Saturday, August 22, 2015

Bicentenary of the Unification of Lorraine and Barrois with France 6.5.1966

The County of Bar, from 1354 the Duchy of Bar, was a principality of the Holy Roman Empire comprising the pays de Barrois and centred on the city of Bar-le-Duc. Part of the county—the so-called Barrois mouvant—became a fief of the Kingdom of France in 1301, while the Barrois non-mouvant remained a part of the Empire. From 1480 it was united to the imperial Duchy of Lorraine. Both imperial Bar and Lorraine were ceded to France in 1738. With the death of the last duke, Stanislaus Leszczynski, in 1766 the duchy escheated to the French crown.

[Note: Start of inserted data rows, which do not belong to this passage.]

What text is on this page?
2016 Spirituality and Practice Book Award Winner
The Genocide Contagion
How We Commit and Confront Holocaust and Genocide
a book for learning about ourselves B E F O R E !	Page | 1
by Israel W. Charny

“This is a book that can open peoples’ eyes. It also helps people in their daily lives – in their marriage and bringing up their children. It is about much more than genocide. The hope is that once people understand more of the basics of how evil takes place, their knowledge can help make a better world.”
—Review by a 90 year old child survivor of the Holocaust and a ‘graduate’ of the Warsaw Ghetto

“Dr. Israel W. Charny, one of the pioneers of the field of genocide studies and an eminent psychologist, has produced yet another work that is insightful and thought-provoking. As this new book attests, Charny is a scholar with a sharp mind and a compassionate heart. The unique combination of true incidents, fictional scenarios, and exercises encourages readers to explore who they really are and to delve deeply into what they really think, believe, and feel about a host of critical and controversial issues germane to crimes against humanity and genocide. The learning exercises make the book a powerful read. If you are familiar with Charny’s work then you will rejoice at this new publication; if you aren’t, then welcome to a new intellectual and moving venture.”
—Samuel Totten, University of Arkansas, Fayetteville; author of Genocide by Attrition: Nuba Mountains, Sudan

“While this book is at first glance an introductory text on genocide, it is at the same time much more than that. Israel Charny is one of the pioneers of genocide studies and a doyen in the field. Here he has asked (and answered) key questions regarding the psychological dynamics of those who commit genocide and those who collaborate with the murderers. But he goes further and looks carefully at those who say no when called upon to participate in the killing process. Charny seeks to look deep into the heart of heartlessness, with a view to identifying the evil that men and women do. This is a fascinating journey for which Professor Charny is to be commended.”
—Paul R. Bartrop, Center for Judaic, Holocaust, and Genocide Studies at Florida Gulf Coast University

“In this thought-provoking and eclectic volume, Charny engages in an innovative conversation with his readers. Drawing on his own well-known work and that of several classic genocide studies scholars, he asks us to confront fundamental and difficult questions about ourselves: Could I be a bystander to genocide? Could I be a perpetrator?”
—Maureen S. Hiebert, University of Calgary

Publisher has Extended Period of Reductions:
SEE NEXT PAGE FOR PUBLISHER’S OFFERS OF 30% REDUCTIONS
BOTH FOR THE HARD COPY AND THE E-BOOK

On 2 October 1735 the preliminary Treaty of Vienna granted Bar to the deposed king of Poland, Stanislaus Leszczynski, immediately. He had to wait until the death of Grand Duke Gian Gastone of Tuscany on 9 July 1737 to receive Lorraine. In 1738, after the final Treaty of Vienna, he turned over the incomes from Bar and Lorraine to the French crown in exchange for a generous pension, which he used to fund construction projects in the duchies. On his death on 23 February 1766 the duchies passed to royal domain of France.